Será? E o sol nem tinha dado o ar da graça a essa alma trabalhadora.
[...]
Acordei numa ressaca moral daquelas e repensei tudo o que podia. Resolvi arriscar e experimentar. Desde então prometi nunca mais beber, derrapei algumas vezes, mas fui progredindo. Poucos anos depois, entrei para uma igreja do bairro mas achei muito franciscana, fiquei um tempo e mudei para uma outra que defendia a prosperidade como meio real de salvação divina. Não entendia muito bem, mas passei a ler mais sobre o assunto em livros vendidos lá mesmo, nos cultos. Pareciam bons.
Passei o resto dos dias colecionando despertador, trabalhando doze horas, às vezes catorze horas. Ouvindo menos meus velhos vinis. Viajando menos. Fazendo muita coisa menos. Enquanto isso tentava reequilibrar as contas da minha pequena empresa, passei esses anos todos fazendo isso. Minha vida material tinha melhorado parceladamente por conta desses esforços, embora eu não me sentisse dessa maneira. Passei a achar que nesse país nada era muito possível, nem saberia até quando poderia suportar. Tentando entender o motivo de tanta dificuldade nativa, passei a frequentar palestras de especialistas em "quero sair desse país para empreender". Pessoas que tinham encarado o sucesso lá fora mas que, por saudade da família e dos amigos, tinham decidido voltar. Eu acreditei. Lá fora parecia o paraíso em seus discursos.
Enquanto isso, contas, contas e mais contas. Algumas com juros compostos. Eu ficava fulo da vida.
O governo dificulta demais quem quer trabalhar, era um mantra em minha vida que aprendi com outros do mesmo ramo e a mais tempo nessa sina. Apesar disso, passei a correr, andar em filas, celebrar na firma, eventos de negócios e a somar dívidas de consumo, viciosamente. Enfim, tudo isso porque parei de beber. Perdia a hora e a produtividade nessa vida de quem parecia não querer nada dela.
Mas um dia eu me senti cansado, cheguei em casa e de repente me senti mal por me afastar daqueles velhos amigos, fiquei curioso para saber se ainda tinha algum vivo. Quis averiguar o que me diziam no trabalho: que a vida desses bon-vivant é curta.
Liguei primeiro para Hermes. Ele tinha virado professor de uma universidade pública. Além das suas, deu notícias de que os outros também estavam bem, ganhando a vida cada um à sua maneira. Alice tinha até viajado o mundo apresentando seus romances.
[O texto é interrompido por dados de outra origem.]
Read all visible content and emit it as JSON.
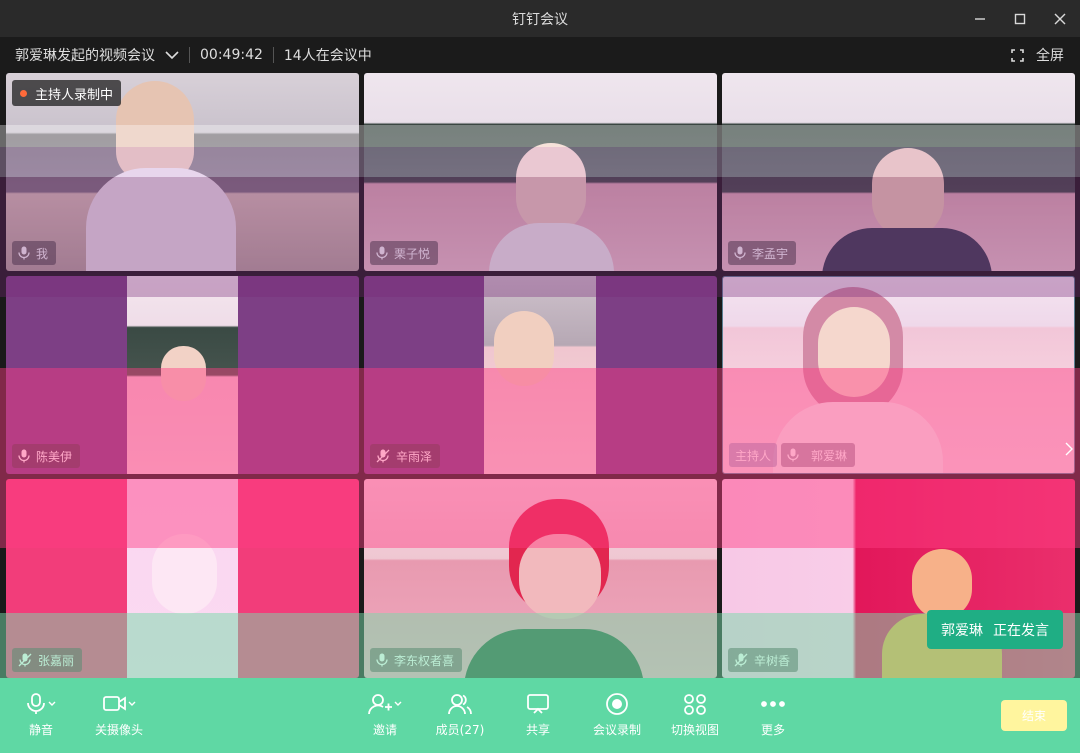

Quem diria, tinha virado escritora... será que isso dá dinheiro?
Conversa vai, conversa vem, ele lembra de uma festa que terá na casa de Lígia e me convida para revigorarmos a amizade. Titubeei bastante enquanto ele insistia. Pouco depois desligamos o telefone. Ele pediu que pensasse com calma. Lamentou nossa distância, queria realmente saber de mim, embora eu tenha me furtado a lhe revelar minhas escolhas, naquele momento.
Fui tomar um banho bem quente e passei até um pouco da conta, sentindo o som da água quicar em minha cabeça, como se tentasse cavar em mim alguma coisa adormecida. Só voltei à tona porque lembrei. Da conta. Desgraçado, pensei, vai me fazer começar tudo outra vez, espero que agora eles me salvem dessa vida, nem que seja pela última vez.